The second story is about the Japanese Tamao, a contemporary Japanese young man who studies in Germany. It is interesting that Tawada seems to identify less with Tamao—who is described with a certain degree of irony—than with Amo.

“In front of the Trang Tien Bridge” is another “travel narrative” whose protagonist is a woman of Japanese origin who is mistaken for a Vietnamese in Germany—one can guess Tawada’s irritation at this European perception of the “Asian,” in spite of the fact that the Japanese and the Vietnamese are physically so different. A tourist in contemporary Vietnam, the narrator meets a Japanese-speaking Caucasian man who appears to be American but identifies as a Japanese. Like most of Tawada’s characters, this woman too seems detached from what happens to her, though the reader can feel a certain malaise or bad conscience lurking not only at the back of her mind, but in the author’s too. A “rich” tourist in a poor country, Tawada tries to resist, through her character, the tourist sensibility and mode, which transform everything, included the pain of others, into a spectacle. And she doesn’t see herself either, as so many Westerners when going abroad, as having “an interesting experience” among the “natives,” which they can later brag about in their blogs.
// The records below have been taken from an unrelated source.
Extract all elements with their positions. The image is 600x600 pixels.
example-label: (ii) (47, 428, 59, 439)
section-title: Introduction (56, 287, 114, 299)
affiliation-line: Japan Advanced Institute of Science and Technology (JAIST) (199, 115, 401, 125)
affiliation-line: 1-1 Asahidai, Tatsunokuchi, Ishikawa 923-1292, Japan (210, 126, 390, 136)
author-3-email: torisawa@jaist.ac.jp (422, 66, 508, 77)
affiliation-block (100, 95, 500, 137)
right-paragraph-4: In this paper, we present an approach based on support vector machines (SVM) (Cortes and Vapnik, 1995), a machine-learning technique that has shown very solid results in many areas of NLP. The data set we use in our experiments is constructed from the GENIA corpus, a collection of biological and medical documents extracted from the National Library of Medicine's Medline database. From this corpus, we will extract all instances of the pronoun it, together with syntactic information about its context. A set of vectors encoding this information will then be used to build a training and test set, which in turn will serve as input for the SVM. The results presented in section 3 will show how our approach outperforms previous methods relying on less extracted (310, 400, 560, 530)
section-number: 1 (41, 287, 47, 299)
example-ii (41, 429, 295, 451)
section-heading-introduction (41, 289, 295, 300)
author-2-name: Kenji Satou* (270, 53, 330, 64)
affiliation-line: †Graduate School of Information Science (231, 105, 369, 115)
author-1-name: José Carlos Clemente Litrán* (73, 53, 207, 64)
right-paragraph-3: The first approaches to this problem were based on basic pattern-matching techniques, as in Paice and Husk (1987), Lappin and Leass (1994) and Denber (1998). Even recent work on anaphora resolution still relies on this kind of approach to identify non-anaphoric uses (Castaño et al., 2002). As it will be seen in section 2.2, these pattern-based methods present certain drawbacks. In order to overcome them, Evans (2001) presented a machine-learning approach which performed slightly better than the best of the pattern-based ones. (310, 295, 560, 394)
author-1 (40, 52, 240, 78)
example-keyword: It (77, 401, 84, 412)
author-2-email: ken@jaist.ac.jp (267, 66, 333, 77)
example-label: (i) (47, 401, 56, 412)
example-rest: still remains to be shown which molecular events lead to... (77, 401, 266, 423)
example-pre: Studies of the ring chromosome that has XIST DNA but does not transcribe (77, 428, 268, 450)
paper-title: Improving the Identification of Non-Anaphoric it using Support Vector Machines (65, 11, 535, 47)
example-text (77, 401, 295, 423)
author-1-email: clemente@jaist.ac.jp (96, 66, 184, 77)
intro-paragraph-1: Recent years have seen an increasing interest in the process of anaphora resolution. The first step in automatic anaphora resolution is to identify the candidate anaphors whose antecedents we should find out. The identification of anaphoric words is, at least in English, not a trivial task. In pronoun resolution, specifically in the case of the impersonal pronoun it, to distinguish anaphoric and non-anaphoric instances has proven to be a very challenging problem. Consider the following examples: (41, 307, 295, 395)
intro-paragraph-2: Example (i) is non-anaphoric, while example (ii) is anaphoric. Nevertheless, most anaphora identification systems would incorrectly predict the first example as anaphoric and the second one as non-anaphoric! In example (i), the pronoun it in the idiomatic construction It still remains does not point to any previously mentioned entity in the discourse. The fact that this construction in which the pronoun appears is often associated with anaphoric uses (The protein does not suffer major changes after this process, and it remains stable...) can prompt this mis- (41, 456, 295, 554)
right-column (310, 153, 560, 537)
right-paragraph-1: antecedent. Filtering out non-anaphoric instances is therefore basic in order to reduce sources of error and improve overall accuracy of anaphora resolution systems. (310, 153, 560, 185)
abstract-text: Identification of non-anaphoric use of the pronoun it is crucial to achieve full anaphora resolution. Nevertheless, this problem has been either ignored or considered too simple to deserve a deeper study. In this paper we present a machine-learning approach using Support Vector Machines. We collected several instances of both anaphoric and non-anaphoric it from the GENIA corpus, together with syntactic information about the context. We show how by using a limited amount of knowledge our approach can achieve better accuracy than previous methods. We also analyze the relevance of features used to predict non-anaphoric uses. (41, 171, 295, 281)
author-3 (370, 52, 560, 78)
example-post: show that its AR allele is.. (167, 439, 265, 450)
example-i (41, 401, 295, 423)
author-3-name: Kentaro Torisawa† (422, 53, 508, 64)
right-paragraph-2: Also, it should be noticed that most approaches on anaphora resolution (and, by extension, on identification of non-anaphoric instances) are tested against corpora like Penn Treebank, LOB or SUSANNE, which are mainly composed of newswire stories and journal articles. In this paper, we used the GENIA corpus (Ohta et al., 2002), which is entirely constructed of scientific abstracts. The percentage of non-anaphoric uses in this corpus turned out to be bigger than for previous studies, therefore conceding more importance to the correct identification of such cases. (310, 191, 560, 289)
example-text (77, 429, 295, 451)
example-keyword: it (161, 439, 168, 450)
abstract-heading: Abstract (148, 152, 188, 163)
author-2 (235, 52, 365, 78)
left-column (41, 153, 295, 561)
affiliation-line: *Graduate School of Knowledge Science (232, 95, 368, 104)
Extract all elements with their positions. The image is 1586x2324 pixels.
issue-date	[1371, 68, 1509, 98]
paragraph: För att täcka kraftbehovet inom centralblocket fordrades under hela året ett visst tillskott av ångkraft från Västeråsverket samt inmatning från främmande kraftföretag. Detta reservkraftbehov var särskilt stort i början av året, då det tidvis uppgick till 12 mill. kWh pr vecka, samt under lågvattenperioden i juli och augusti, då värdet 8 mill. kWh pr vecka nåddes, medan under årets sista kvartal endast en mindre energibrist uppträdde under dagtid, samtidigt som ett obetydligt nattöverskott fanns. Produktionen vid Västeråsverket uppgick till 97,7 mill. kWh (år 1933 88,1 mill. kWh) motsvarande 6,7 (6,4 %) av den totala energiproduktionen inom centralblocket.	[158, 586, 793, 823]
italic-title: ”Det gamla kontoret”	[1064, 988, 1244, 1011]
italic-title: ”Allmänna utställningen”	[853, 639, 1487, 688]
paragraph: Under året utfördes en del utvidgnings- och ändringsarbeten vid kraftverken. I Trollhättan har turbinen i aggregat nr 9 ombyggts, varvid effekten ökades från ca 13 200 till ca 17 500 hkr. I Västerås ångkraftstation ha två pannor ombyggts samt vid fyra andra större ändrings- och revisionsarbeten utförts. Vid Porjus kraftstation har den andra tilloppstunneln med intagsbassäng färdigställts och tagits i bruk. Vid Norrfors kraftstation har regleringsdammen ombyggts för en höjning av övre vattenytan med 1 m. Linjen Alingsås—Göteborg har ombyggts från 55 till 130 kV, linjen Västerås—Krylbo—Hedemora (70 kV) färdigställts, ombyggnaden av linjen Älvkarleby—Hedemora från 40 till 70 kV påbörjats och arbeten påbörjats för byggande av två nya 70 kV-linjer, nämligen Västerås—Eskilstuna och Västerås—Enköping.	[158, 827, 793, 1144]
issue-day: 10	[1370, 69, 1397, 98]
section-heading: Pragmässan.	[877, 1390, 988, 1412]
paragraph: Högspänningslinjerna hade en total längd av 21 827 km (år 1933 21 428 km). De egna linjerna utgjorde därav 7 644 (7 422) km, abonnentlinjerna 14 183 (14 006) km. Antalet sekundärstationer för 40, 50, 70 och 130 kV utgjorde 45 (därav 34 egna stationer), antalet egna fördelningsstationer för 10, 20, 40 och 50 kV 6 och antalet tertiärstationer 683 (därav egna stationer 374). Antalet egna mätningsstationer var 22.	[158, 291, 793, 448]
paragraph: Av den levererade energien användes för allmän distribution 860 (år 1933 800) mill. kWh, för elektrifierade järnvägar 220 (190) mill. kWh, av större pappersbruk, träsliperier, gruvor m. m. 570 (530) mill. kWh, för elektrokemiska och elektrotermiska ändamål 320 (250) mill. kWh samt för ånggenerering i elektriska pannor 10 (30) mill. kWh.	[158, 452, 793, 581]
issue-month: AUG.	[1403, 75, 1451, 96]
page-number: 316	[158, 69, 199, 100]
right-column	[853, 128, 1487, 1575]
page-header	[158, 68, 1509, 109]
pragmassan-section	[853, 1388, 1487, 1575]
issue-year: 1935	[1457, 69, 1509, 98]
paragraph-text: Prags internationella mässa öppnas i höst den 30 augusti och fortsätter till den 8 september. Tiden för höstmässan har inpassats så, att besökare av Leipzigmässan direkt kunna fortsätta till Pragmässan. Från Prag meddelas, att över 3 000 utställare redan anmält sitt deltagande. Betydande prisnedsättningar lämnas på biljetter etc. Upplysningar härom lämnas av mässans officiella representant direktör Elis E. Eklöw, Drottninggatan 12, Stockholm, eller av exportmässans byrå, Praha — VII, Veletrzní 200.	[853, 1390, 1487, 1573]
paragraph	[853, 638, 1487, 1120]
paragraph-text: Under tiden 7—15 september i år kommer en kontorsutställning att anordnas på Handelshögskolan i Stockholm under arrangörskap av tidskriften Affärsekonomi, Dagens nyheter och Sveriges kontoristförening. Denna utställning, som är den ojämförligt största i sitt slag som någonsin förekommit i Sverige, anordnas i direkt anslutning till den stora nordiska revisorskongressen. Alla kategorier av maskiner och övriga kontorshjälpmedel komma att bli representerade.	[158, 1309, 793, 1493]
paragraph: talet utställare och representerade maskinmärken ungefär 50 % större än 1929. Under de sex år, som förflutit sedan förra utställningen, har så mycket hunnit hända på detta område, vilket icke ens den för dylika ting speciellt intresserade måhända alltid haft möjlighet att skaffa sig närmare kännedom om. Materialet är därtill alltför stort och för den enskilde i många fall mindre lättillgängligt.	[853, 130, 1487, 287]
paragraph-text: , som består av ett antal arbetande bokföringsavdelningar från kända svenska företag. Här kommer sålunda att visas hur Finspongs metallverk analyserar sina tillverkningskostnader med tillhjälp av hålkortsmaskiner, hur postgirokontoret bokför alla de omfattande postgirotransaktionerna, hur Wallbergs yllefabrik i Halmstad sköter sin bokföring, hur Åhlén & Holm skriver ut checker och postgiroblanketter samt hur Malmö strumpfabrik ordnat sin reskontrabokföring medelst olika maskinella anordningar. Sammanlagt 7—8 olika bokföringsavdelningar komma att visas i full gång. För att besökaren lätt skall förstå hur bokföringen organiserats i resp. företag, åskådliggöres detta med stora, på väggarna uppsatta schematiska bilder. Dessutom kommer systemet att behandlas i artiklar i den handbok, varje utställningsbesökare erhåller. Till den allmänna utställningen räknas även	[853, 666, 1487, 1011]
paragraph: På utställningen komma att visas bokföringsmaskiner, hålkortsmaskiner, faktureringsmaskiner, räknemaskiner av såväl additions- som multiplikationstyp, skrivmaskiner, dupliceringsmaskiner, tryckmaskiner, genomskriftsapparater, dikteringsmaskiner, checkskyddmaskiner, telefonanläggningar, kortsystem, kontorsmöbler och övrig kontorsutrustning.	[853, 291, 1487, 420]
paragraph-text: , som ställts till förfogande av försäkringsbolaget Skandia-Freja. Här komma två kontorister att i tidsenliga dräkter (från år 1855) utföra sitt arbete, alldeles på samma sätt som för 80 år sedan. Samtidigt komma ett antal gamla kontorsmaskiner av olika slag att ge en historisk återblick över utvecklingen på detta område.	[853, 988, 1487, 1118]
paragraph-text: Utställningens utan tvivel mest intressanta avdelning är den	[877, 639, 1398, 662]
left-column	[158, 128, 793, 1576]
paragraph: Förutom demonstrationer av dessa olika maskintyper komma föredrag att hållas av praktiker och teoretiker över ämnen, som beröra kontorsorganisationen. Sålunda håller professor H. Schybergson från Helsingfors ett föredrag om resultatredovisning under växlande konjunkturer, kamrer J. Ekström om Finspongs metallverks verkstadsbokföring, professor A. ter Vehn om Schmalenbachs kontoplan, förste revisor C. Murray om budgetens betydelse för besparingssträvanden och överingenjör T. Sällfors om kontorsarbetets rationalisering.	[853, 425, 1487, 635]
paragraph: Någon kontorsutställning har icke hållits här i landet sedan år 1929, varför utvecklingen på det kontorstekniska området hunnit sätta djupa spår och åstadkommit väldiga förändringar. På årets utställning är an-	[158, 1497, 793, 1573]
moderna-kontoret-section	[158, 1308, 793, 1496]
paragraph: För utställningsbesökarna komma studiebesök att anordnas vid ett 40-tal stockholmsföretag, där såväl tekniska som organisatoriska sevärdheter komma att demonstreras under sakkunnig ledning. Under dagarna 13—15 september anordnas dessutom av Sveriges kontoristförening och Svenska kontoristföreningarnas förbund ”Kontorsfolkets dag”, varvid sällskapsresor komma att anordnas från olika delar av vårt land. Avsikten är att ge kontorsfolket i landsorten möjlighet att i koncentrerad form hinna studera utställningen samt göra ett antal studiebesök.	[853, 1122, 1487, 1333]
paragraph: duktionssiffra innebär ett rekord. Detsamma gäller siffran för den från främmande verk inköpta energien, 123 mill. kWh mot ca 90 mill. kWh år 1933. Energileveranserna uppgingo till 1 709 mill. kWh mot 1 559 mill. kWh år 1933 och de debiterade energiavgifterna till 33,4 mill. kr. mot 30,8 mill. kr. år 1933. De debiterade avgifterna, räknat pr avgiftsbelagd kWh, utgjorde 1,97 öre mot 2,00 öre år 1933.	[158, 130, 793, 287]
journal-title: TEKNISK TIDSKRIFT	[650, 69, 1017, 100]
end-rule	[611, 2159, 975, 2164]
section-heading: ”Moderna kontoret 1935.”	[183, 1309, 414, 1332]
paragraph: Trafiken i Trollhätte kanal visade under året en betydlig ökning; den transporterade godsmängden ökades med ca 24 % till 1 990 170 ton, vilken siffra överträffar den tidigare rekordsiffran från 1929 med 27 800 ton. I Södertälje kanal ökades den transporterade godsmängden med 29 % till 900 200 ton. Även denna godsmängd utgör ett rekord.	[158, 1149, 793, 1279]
“Saint George and the Translator” seems even more autobiographical than the other two novellas: the story of a translator who retreats to a cottage on the Canary Islands, but refuses to look at this “exotic” environment with the eyes of a dumbstruck tourist. The translator’s explicit refusal of “sightseeing,” her lucid coldness and her detached tone are doubled by the strangeness that envelops everything on the island. I realize that there is no word in our literary vocabulary for this kind of strangeness, and this makes me think that this may be one of the ways by which we can recognize a new, great artistic sensibility. We have words for certain kinds of strangeness—“surreal,” “kafkaesque” and, for the most erudite, “unheimlich”—but there is no word to characterize Tawada’s strangeness. The strangeness of the island is consubstantial with the oddity of the passages translated by the narrator, whose unclear subject, referring to sacrifices and murders, becomes less and less rational as we advance into the story, and whose words grow increasingly into a nonsensical list, but this nonsense too contributes to the economy of the story: “the organ ‘heart,’ no more, must not, beat, pump blood, pulsate, must not, the heart’s pain, all ceased […]” (158). It is Beckett’s voice that one can hear behind these lines. It may be that Tawada’s strangeness is the result of a synthesis of very diverse voices, from universal myths and fairy tales, to the Japanese Osamu Dazai to Kafka, to Beckett and many others.